Home > Blogs > Test-Taking Skills 101: Multiple-Choice Item Strategies, Part 2

Test-Taking Skills 101: Multiple-Choice Item Strategies, Part 2

By  Aug 1, 2008

Topics: Certification

In my last installment of this series, I shared with you some general tactics for approaching multiple-choice items in IT certification exams. In this essay I will provide you with some more specific guidance.

The A-A-A-A Pattern

What I call the A-A-A-A Pattern presents a set of answer choices that share the same basic text and differ only by a word or two. Look at the following example so you can see what I mean:

A. Replace the failed disk and regenerate the disk.

B. Replace the failed disk and reformat the disk.

C. Replace the failed disk and reinitialize the disk.

D. Replace the failed disk and reboot the server.

When I analyze this answer choice set I immediately say to myself "Okay. The correct answer here obviously involves replacing the failed disk, because all four answer choices say this. Therefore, does the scenario lead me to conclude that I must regenerate, reformat, reinitialize, or reboot?"

An enormous factor in your text-taking success hinges upon your ability to separate the proverbial 'wheat from the chaff' when reading exam items. That is to say, you must hone your skills at cutting through extraneous 'fluff' text and focusing on the relevant information.

The A/B-A/B Pattern

I think that the most effective way for me to introduce what I term the A/B-A/B Pattern is to provide you with a representative example:

A. On Server01, reactivate the hard disks.

B. On Server 02, reactivate the hard disks.

C. On Server 01, replace the hard disks.

D. On Server 02, replace the hard disks.

Do you see the 'see-sawing' that goes on in this answer choice set? In other words, you see that each answer choice is divided into two parts. The best advice that I have to offer for tackling the A/B-A/B item pattern is as follows:

  1. Look at the first part of the answer choices and decide which of the two possible paths is correct. In the previous example, I would ask myself "Do I want to perform this action on Server01 or Server02, given the constraints outlined in the item stem?" Once you have made your choice, you are then able to dismiss two of the four answer choices immediately.
  2. Now focus on the second half of the two remaining answer choices and use deductive reasoning in order to select the correct answer. For instance, in this example my thoughts might run along the lines of, "I know that I have to perform this action on Server02. Should I therefore reactivate or replace the hard disk?"

The A-A-A-C Pattern

The A-A-A-C Pattern is what I call the "odd one out" answer choice pattern. Look at the following example:

A. Instruct the user to reboot her computer.
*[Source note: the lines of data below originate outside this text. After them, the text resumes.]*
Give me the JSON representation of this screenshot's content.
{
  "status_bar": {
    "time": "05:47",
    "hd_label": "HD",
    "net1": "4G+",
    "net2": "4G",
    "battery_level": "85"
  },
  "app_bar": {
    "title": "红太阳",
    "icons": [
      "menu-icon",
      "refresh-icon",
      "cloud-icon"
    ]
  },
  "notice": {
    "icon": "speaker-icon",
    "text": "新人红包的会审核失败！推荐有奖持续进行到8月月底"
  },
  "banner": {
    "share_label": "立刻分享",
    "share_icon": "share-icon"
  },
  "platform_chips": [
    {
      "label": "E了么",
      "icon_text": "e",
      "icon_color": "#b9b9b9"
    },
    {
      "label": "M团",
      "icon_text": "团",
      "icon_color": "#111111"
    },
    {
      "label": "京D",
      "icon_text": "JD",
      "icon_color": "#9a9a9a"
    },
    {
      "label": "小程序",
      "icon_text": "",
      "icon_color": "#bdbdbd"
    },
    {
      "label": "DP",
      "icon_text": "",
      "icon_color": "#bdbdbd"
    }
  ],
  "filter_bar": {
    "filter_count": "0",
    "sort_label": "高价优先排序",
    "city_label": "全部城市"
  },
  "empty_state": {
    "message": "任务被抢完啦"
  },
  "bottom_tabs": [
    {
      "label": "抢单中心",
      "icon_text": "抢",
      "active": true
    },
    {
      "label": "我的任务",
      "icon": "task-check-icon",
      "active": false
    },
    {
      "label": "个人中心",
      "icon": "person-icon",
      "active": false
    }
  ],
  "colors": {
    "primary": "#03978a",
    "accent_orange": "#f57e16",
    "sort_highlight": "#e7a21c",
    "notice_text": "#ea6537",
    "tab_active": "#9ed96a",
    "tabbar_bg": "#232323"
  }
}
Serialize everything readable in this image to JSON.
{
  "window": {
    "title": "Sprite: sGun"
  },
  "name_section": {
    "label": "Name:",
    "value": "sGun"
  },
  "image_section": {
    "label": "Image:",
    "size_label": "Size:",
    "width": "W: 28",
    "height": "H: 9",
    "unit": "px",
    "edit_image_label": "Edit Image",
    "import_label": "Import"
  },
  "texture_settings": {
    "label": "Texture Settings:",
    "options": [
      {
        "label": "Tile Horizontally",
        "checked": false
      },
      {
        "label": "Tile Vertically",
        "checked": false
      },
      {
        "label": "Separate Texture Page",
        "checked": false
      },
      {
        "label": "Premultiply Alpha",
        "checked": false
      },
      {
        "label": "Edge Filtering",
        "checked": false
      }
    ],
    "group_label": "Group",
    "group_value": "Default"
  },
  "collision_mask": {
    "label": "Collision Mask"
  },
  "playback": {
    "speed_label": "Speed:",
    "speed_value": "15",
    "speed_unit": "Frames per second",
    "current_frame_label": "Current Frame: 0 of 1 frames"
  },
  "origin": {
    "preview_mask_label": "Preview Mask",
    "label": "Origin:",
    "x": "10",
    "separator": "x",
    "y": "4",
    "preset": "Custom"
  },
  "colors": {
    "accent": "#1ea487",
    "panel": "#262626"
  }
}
B. Instruct the user to reinstall the application.

C. Instruct the user to submit a help desk ticket.

D. Visit the user personally and resolve the problem.

In this case your thinking might fall along one of two lines:

1. Choice D must be incorrect because it is worded very differently from the other three answer choices.

2. Choice D must be correct because it is the 'odd one out.'

In fact, both of these suppositions are dead wrong. My best advice to you in this case is to give all answer choices equal consideration and resist the tendency to focus on the 'odd one out' aspect of the item. In my experience, the 'odd one out' is just as likely to be correct as incorrect.

Again, any test developer worth his or her salt doesn't rely upon cheap instructional design "tricks" intended to confuse the test-taker (although, admittedly, it may appear that way in some IT certification exams).

The A-B-C-D Pattern

The A-B-C-D pattern is a little tougher because, at first blush, there is no 'rhyme or reason' to the arrangement of answer choices. Consider the following example:

A. Run the Query command in Management Studio.

B. Edit the Group Policy Object (GPO).

C. Select the Performance Tuning template from Profiler.

D. Change the preferred server in DNS.

Whoa! What the heck is going on here? All four answer choices involve a completely different course of action:

  • Run
  • Edit
  • Select
  • Change

Well, all I can suggest is to first read through the choices a couple of times in order to get the concepts stuck in your mind. Next, read the item stem closely and see what information jumps out at you. Finally, you can apply a simple True/False technique to each item.

To do this, consider each answer choice individually, and ask yourself "Given the business requirements, constraint, and question provided in this item, is this answer choice statement true or false?" In a best-case scenario, using the True/False technique will assist you in isolating the correct answer(s) in the item.